Странности человеческие (Сибирцев) - страница 2

Потом у моей женщины случился какой-то токсикоз: ее постоянно рвало... В больнице она не захотела отлежаться. Потом был выкидыш, кровотечение, неотложка...

Через месяц или два, когда она окончательно поправилась, во время одной из близостей я вдруг что-то вспомнил и грубовато запричитал:

- Арочка! Девочка моя, Ариадночка!!

Женщина, которая лежала рядом, с нежным чужим лукавством вглядывалась в мои глаза, гладила меня и говорила:

- Дурачок! Ложись... Ложись, я рядом. Я всегда теперь рядом.

Я не узнал эту женщину. Я понял: мне никогда не увидеть моей женщины.

В ту же ночь я задушил ее...

Медэкспертиза признала меня психически вменяемым. Муниципальный суд приговорил к смертной казни.

Прошение о помиловании я не подал.

Со дня на день жду исполнения приговора.

- Ариадна-а! Девочка моя! Где ты?! Отзови-ись!

P.S.

Председателем суда была немолодая немиловидная женщина.

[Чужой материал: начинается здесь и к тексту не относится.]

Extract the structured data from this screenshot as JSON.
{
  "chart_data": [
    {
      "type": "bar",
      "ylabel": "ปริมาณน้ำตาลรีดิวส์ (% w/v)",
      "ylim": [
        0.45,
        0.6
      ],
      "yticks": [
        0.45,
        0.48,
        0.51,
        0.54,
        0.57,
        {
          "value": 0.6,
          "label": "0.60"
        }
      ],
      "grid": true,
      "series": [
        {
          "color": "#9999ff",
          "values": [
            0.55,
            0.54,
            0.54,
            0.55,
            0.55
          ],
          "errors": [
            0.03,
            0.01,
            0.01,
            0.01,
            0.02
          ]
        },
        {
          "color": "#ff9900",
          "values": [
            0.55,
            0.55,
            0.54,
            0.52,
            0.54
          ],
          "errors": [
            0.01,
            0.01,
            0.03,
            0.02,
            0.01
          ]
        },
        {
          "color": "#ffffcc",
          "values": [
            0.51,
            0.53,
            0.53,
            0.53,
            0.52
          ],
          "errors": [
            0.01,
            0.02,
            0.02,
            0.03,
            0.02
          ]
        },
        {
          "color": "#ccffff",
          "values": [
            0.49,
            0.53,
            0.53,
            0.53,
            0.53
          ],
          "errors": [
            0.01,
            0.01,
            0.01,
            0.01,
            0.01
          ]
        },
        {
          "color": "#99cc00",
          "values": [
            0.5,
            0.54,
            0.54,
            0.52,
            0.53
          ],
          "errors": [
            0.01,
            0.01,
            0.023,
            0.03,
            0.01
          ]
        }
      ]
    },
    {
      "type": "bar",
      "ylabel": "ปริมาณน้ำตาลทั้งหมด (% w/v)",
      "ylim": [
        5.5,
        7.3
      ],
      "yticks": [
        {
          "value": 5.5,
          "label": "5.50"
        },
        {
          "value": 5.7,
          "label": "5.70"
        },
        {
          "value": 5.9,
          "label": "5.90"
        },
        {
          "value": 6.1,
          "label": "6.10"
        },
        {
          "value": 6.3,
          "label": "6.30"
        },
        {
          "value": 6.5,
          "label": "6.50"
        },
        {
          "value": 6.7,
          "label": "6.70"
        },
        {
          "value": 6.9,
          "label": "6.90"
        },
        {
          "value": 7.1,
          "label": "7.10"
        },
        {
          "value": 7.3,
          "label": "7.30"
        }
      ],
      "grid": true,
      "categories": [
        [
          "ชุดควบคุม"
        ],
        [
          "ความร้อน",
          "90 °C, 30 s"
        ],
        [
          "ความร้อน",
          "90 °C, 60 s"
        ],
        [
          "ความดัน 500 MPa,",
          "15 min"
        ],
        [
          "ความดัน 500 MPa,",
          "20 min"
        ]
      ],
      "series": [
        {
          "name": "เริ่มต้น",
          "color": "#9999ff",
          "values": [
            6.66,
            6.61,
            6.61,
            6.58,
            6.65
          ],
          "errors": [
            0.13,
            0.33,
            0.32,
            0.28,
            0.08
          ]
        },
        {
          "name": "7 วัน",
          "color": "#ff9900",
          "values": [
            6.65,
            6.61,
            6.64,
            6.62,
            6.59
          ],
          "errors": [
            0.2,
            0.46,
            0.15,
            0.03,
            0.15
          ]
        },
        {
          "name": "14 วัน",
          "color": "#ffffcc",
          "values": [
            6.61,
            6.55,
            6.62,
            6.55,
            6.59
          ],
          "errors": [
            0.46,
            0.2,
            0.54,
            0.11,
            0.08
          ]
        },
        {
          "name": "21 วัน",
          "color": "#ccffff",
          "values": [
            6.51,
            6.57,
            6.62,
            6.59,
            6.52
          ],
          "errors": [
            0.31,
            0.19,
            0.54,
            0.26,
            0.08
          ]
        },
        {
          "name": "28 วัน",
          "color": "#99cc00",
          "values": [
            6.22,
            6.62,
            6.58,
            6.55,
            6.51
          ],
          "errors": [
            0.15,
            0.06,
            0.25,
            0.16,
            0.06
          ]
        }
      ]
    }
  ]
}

Усталой судье все-таки было непонятно: почему жертва - довольно рослая: 1 метр 76 сантиметров, двадцати девяти лет женщина - абсолютно не оказала сопротивления в момент удушения ее подушкой. Судмедэкспертиза установила, что пострадавшая в эти минуты очнулась ото сна, о чем свидетельствовали ее широко открытые глаза и зажатая ткань подушки между зубами...

Да, Ариадна не спала, когда до ее сознания дошло, что ее любимый дурачок все-таки сошел с ума. Она до последнего проблеска сознания помогала своему любимому. Она знала, что вскоре их души встретятся там, там...

Преступник был тщедушного телосложения, почти юношеского. Рост имел средний - 172 сантиметра.

Он до самого последнего предсмертного мгновения был уверен: все, что с ним произошло, происходит и сейчас произойдет - самый натуральный дурной сон.

Голоса

В телефонной трубке - звонкий чистый возбужденный голос.

Голос принадлежал женщине.

Голос переливался, журчал, брызгался, точно весенний, безудержно глупый в своей дерзости и веселости, ручей.

Согласные и шипящие выговаривались голосом, с выразительностью поистине зримой, - он сам явственно слышал и видел, как задорно перекатываются разбуженные от зимней спячки эти голыши-камушки - слова...

Этот голос любил и искренне верил, что его так же слепо и безрассудно любят.

Этот голос ни за что бы, ни поверил, что его весеннюю музыку слушают с тягостным и злым чувством.

Потаенное, холодное, склизкое располагалось, умело таясь, в другом голосе, - мужском.

Голос мужчины из телефона напоминал осенний нудный дождь, который всем нормальным людям давно опротивел. Впрочем, этот осенний занудный кропотливый голос-дождь смертельно обрыдл и самому обладателю.